ProtoECGNet: Case-Based Interpretable Deep Learning for Multi-Label ECG Classification with Contrastive Learning

TL;DR

ProtoECGNet introduces a self-explaining, prototype-based framework for multi-label ECG classification by deploying three specialized prototype branches that mirror clinical reasoning: rhythm (1D global prototypes), morphology (2D time-localized prototypes), and global abnormalities (2D global prototypes).
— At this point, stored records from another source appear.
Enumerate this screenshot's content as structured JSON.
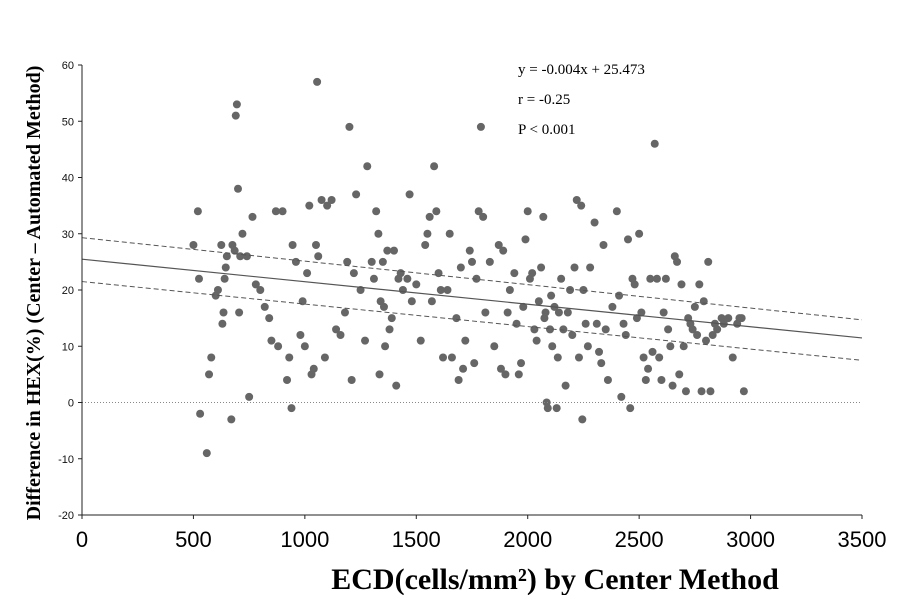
{
  "chart_data": {
    "type": "scatter",
    "title": "",
    "xlabel": "ECD(cells/mm²) by Center Method",
    "ylabel": "Difference in HEX(%) (Center – Automated Method)",
    "xlim": [
      0,
      3500
    ],
    "ylim": [
      -20,
      60
    ],
    "x_ticks": [
      "0",
      "500",
      "1000",
      "1500",
      "2000",
      "2500",
      "3000",
      "3500"
    ],
    "y_ticks": [
      "-20",
      "-10",
      "0",
      "10",
      "20",
      "30",
      "40",
      "50",
      "60"
    ],
    "grid": false,
    "legend": "none",
    "annotations": [
      "y = -0.004x + 25.473",
      "r = -0.25",
      "P < 0.001"
    ],
    "regression": {
      "slope": -0.004,
      "intercept": 25.473
    },
    "confidence_band": {
      "upper": [
        [
          0,
          29.3
        ],
        [
          3500,
          14.7
        ]
      ],
      "lower": [
        [
          0,
          21.5
        ],
        [
          3500,
          7.5
        ]
      ]
    },
    "zero_line": 0,
    "point_color": "#666666",
    "points": [
      [
        500,
        28
      ],
      [
        520,
        34
      ],
      [
        525,
        22
      ],
      [
        530,
        -2
      ],
      [
        560,
        -9
      ],
      [
        570,
        5
      ],
      [
        580,
        8
      ],
      [
        600,
        19
      ],
      [
        610,
        20
      ],
      [
        625,
        28
      ],
      [
        630,
        14
      ],
      [
        635,
        16
      ],
      [
        640,
        22
      ],
      [
        645,
        24
      ],
      [
        650,
        26
      ],
      [
        670,
        -3
      ],
      [
        675,
        28
      ],
      [
        685,
        27
      ],
      [
        690,
        51
      ],
      [
        695,
        53
      ],
      [
        700,
        38
      ],
      [
        705,
        16
      ],
      [
        710,
        26
      ],
      [
        720,
        30
      ],
      [
        740,
        26
      ],
      [
        750,
        1
      ],
      [
        765,
        33
      ],
      [
        780,
        21
      ],
      [
        800,
        20
      ],
      [
        820,
        17
      ],
      [
        840,
        15
      ],
      [
        850,
        11
      ],
      [
        870,
        34
      ],
      [
        880,
        10
      ],
      [
        900,
        34
      ],
      [
        920,
        4
      ],
      [
        930,
        8
      ],
      [
        940,
        -1
      ],
      [
        945,
        28
      ],
      [
        960,
        25
      ],
      [
        980,
        12
      ],
      [
        990,
        18
      ],
      [
        1000,
        10
      ],
      [
        1010,
        23
      ],
      [
        1020,
        35
      ],
      [
        1030,
        5
      ],
      [
        1040,
        6
      ],
      [
        1050,
        28
      ],
      [
        1055,
        57
      ],
      [
        1060,
        26
      ],
      [
        1075,
        36
      ],
      [
        1090,
        8
      ],
      [
        1100,
        35
      ],
      [
        1120,
        36
      ],
      [
        1140,
        13
      ],
      [
        1160,
        12
      ],
      [
        1180,
        16
      ],
      [
        1190,
        25
      ],
      [
        1200,
        49
      ],
      [
        1210,
        4
      ],
      [
        1220,
        23
      ],
      [
        1230,
        37
      ],
      [
        1250,
        20
      ],
      [
        1270,
        11
      ],
      [
        1280,
        42
      ],
      [
        1300,
        25
      ],
      [
        1310,
        22
      ],
      [
        1320,
        34
      ],
      [
        1330,
        30
      ],
      [
        1335,
        5
      ],
      [
        1340,
        18
      ],
      [
        1350,
        25
      ],
      [
        1355,
        17
      ],
      [
        1360,
        10
      ],
      [
        1370,
        27
      ],
      [
        1380,
        13
      ],
      [
        1390,
        15
      ],
      [
        1400,
        27
      ],
      [
        1410,
        3
      ],
      [
        1420,
        22
      ],
      [
        1430,
        23
      ],
      [
        1440,
        20
      ],
      [
        1460,
        22
      ],
      [
        1470,
        37
      ],
      [
        1480,
        18
      ],
      [
        1500,
        21
      ],
      [
        1520,
        11
      ],
      [
        1540,
        28
      ],
      [
        1550,
        30
      ],
      [
        1560,
        33
      ],
      [
        1570,
        18
      ],
      [
        1580,
        42
      ],
      [
        1590,
        34
      ],
      [
        1600,
        23
      ],
      [
        1610,
        20
      ],
      [
        1620,
        8
      ],
      [
        1640,
        20
      ],
      [
        1650,
        30
      ],
      [
        1660,
        8
      ],
      [
        1680,
        15
      ],
      [
        1690,
        4
      ],
      [
        1700,
        24
      ],
      [
        1710,
        6
      ],
      [
        1720,
        11
      ],
      [
        1740,
        27
      ],
      [
        1750,
        25
      ],
      [
        1760,
        7
      ],
      [
        1770,
        22
      ],
      [
        1780,
        34
      ],
      [
        1790,
        49
      ],
      [
        1800,
        33
      ],
      [
        1810,
        16
      ],
      [
        1830,
        25
      ],
      [
        1850,
        10
      ],
      [
        1870,
        28
      ],
      [
        1880,
        6
      ],
      [
        1890,
        27
      ],
      [
        1900,
        5
      ],
      [
        1910,
        16
      ],
      [
        1920,
        20
      ],
      [
        1940,
        23
      ],
      [
        1950,
        14
      ],
      [
        1960,
        5
      ],
      [
        1970,
        7
      ],
      [
        1980,
        17
      ],
      [
        1990,
        29
      ],
      [
        2000,
        34
      ],
      [
        2010,
        22
      ],
      [
        2020,
        23
      ],
      [
        2030,
        13
      ],
      [
        2040,
        11
      ],
      [
        2050,
        18
      ],
      [
        2060,
        24
      ],
      [
        2070,
        33
      ],
      [
        2075,
        15
      ],
      [
        2080,
        16
      ],
      [
        2085,
        0
      ],
      [
        2090,
        -1
      ],
      [
        2100,
        13
      ],
      [
        2105,
        19
      ],
      [
        2110,
        10
      ],
      [
        2120,
        17
      ],
      [
        2130,
        -1
      ],
      [
        2135,
        8
      ],
      [
        2140,
        16
      ],
      [
        2150,
        22
      ],
      [
        2160,
        13
      ],
      [
        2170,
        3
      ],
      [
        2180,
        16
      ],
      [
        2190,
        20
      ],
      [
        2200,
        12
      ],
      [
        2210,
        24
      ],
      [
        2220,
        36
      ],
      [
        2230,
        8
      ],
      [
        2240,
        35
      ],
      [
        2245,
        -3
      ],
      [
        2250,
        20
      ],
      [
        2260,
        14
      ],
      [
        2270,
        10
      ],
      [
        2280,
        24
      ],
      [
        2300,
        32
      ],
      [
        2310,
        14
      ],
      [
        2320,
        9
      ],
      [
        2330,
        7
      ],
      [
        2340,
        28
      ],
      [
        2350,
        13
      ],
      [
        2360,
        4
      ],
      [
        2380,
        17
      ],
      [
        2400,
        34
      ],
      [
        2410,
        19
      ],
      [
        2420,
        1
      ],
      [
        2430,
        14
      ],
      [
        2440,
        12
      ],
      [
        2450,
        29
      ],
      [
        2460,
        -1
      ],
      [
        2470,
        22
      ],
      [
        2480,
        21
      ],
      [
        2490,
        15
      ],
      [
        2500,
        30
      ],
      [
        2510,
        16
      ],
      [
        2520,
        8
      ],
      [
        2530,
        4
      ],
      [
        2540,
        6
      ],
      [
        2550,
        22
      ],
      [
        2560,
        9
      ],
      [
        2570,
        46
      ],
      [
        2580,
        22
      ],
      [
        2590,
        8
      ],
      [
        2600,
        4
      ],
      [
        2610,
        16
      ],
      [
        2620,
        22
      ],
      [
        2630,
        13
      ],
      [
        2640,
        10
      ],
      [
        2650,
        3
      ],
      [
        2660,
        26
      ],
      [
        2670,
        25
      ],
      [
        2680,
        5
      ],
      [
        2690,
        21
      ],
      [
        2700,
        10
      ],
      [
        2710,
        2
      ],
      [
        2720,
        15
      ],
      [
        2730,
        14
      ],
      [
        2740,
        13
      ],
      [
        2750,
        17
      ],
      [
        2760,
        12
      ],
      [
        2770,
        21
      ],
      [
        2780,
        2
      ],
      [
        2790,
        18
      ],
      [
        2800,
        11
      ],
      [
        2810,
        25
      ],
      [
        2820,
        2
      ],
      [
        2830,
        12
      ],
      [
        2840,
        14
      ],
      [
        2850,
        13
      ],
      [
        2870,
        15
      ],
      [
        2880,
        14
      ],
      [
        2900,
        15
      ],
      [
        2920,
        8
      ],
      [
        2940,
        14
      ],
      [
        2950,
        15
      ],
      [
        2960,
        15
      ],
      [
        2970,
        2
      ]
    ]
  }
}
A novel contrastive prototype loss, along with clustering, separation, and orthogonality terms, shapes the latent prototype space to reflect realistic label co-occurrence while maintaining discriminability. On PTB-XL’s 71-label benchmark, ProtoECGNet achieves competitive macro- and weighted-AUROC scores and provides faithful, case-based explanations validated by clinician ratings of prototype representativeness and clarity. The work demonstrates that prototype learning can scale to complex time-series, multi-label medical tasks and offers a practical path toward trustworthy AI-assisted clinical decision support through grounded, interpretable reasoning.

Abstract

Deep learning-based electrocardiogram (ECG) classification has shown impressive performance but clinical adoption has been slowed by the lack of transparent and faithful explanations. Post hoc methods such as saliency maps may fail to reflect a model's true decision process. Prototype-based reasoning offers a more transparent alternative by grounding decisions in similarity to learned representations of real ECG segments, enabling faithful, case-based explanations. We introduce ProtoECGNet, a prototype-based deep learning model for interpretable, multi-label ECG classification. ProtoECGNet employs a structured, multi-branch architecture that reflects clinical interpretation workflows: it integrates a 1D CNN with global prototypes for rhythm classification, a 2D CNN with time-localized prototypes for morphology-based reasoning, and a 2D CNN with global prototypes for diffuse abnormalities. Each branch is trained with a prototype loss designed for multi-label learning, combining clustering, separation, diversity, and a novel contrastive loss that encourages appropriate separation between prototypes of unrelated classes while allowing clustering for frequently co-occurring diagnoses. We evaluate ProtoECGNet on all 71 diagnostic labels from the PTB-XL dataset, demonstrating competitive performance relative to state-of-the-art black-box models while providing structured, case-based explanations. To assess prototype quality, we conduct a structured clinician review of the final model's projected prototypes, finding that they are rated as representative and clear. ProtoECGNet shows that prototype learning can be effectively scaled to complex, multi-label time-series classification, offering a practical path toward transparent and trustworthy deep learning models for clinical decision support.

Figures (7)

• Figure 1: Illustration of interpretability approaches for ECG classification. (A) Black-box models such as convolutional neural networks (CNNs) can achieve strong performance on diagnostic tasks, but provide no inherent explanation for their predictions. (B) Post hoc explainability methods, such as saliency maps, attempt to highlight input regions deemed important by the model after a prediction is made. However, these visualizations are not part of the model’s decision process and often fail to provide a meaningful explanation—simply indicating "where" the model looked does not explain "why" it made a decision. (C) Prototype-based models offer a self-explaining alternative: predictions are made by comparing a test input to a set of learned prototype vectors, each anchored to a real ECG segment. This enables case-based explanations that reflect the model’s actual classification logic. ASMI = anteroseptal myocardial infarction.
• Figure 2: Multi-branch approach. See \ref{['fig:app_methods']} for detailed architectural information.
• Figure 3: Case-based explanation for atrial flutter (AFLT) predicted by the fusion classifier. The model predicts AFLT for test ECG 449 based on high similarity to prototype 61, which was projected onto training ECG 10895. The top row displays the full 12-lead ECGs for both examples, with rhythm strips (lead II) highlighted in blue to guide interpretation. The bottom row provides a zoomed-in view of these rhythm strips.
• Figure 4: Case-based explanation for anteroseptal myocardial infarction (ASMI) predicted by the fusion classifier. The model predicts ASMI for test ECG 3908, citing strong similarity to prototype 80, which was projected onto a latent patch from training ECG 17381. The top row shows the full 12-lead ECGs for both test and training examples, with the activated region highlighted in blue (5–5.9 seconds for the test ECG and 8.9–9.8 seconds for the prototype). The bottom row zooms into these regions to show all 12 leads. The model appears to have identified a match based on ST-segment elevations in anterior leads (e.g., V2–V4), with a high similarity score of 9.0872.
• Figure 5: Case-based explanation for an electrolyte disturbance (EL) predicted by the fusion classifier. The model predicts EL for test ECG 12126, citing strong similarity to an EL prototype that was projected onto training ECG 12650. Since this diagnosis uses 2D global prototypes, full 12-lead ECGs are shown for both the test and training examples—along with their similarity score.